Monday, June 23, 2008

Researching a preflood novel

Research for The Ninth Generation was a challenging task which proved interesting.

In addition to the Biblical record – without getting into occult literature – there are writings purportedly by Enoch and early Jewish historians. There are also some fascinating documents of ancient Greek investigators which seem to carry some reliability.

Two early sources indicate that Adam had 33 sons and either 23 or 33 daughters. I’ll go with 33 / 23 (Jewish tradition). There’s also good evidence to indicate that Seth may have been the first astronomer and that God had intended for man to receive revelation of truth through signs in the starry heavens. This may well have been later distorted through astrological misuse.

The events of creation and the fall were very likely recorded by Adam and passed along (or transcriptions made) to Seth’s lineage. Some think it was only verbal, but there is no compelling evidence that Adam was unable or disinclined to write. Other revelation, such as what the signs in the stars really mean, the meaning of sacrifice, the Lamb slain from the foundation of the world, and other prophetic writings such as quoted from Enoch (in Jude), may have all played a part in maintaining the faith of a few.

If conservative population statistics can be relied upon, there were at least a billion people on earth in the days of Noah, and if the majority lived in and around cities, figuring ten million per city would be about a hundred.
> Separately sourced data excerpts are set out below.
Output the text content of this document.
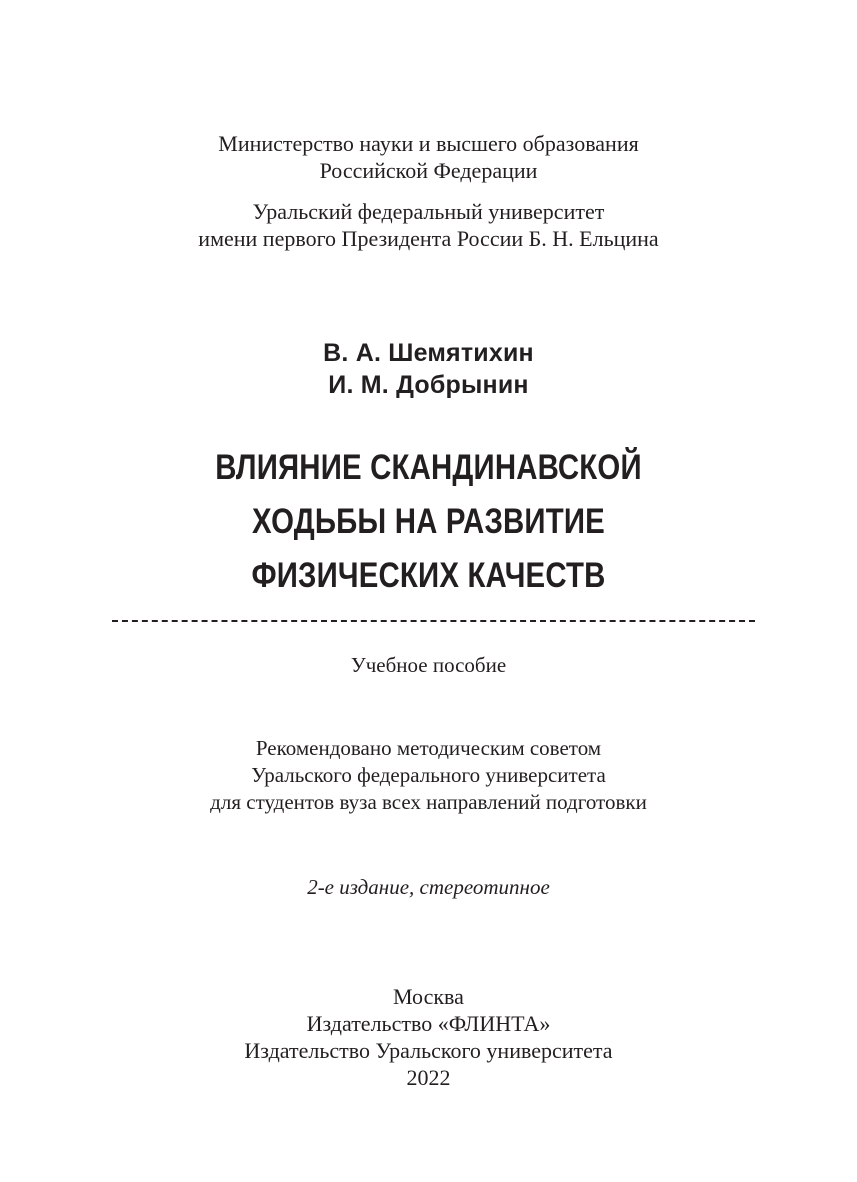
Министерство науки и высшего образования
Российской Федерации
Уральский федеральный университет
имени первого Президента России Б. Н. Ельцина
В. А. Шемятихин
И. М. Добрынин
ВЛИЯНИЕ СКАНДИНАВСКОЙ
ХОДЬБЫ НА РАЗВИТИЕ
ФИЗИЧЕСКИХ КАЧЕСТВ
Учебное пособие
Рекомендовано методическим советом
Уральского федерального университета
для студентов вуза всех направлений подготовки
2-е издание, стереотипное
Москва
Издательство «ФЛИНТА»
Издательство Уральского университета
2022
One source said there were 99 cities. It seems likely that the godly lineage would live apart from the city, which would also help with better upbringing than might be possible in the midst of corrupt influence of city life. Would Seth’s line need some physical defense and protection against attacks from the ungodly as conditions worsened? Might they have joined forces and volunteered some of their sons as defenders? Would they have their own walled city(ies), or some other form of separation? Distance helps reduce the need for defense. It seems that the godly would have tried to avoid the use of weapons against those they knew were the offspring of their own living first father. But, if there were other kinds of beings…products of angelic and human (maybe even animal) genetic mixing, God might have revealed to the godly, as He did later to Israel, that this kind should be killed…There was no salvation intended for these. So, weaponry may have been so justified.

Writing down such mental ramblings actually helps to prevent including things in the novel that might be strangely outside of any real historical reference. Before writing, I like to ponder the possible. Just because it is called “historical fiction” doesn’t mean that it has to be the product of only a giant imagination – something I have been reported as having. There is plenty of room for that within the researched framework.

The saying that truth is stranger than fiction may well apply to the preflood years, especially when the ancient legends of Greece and Rome are considered – more to say on that later.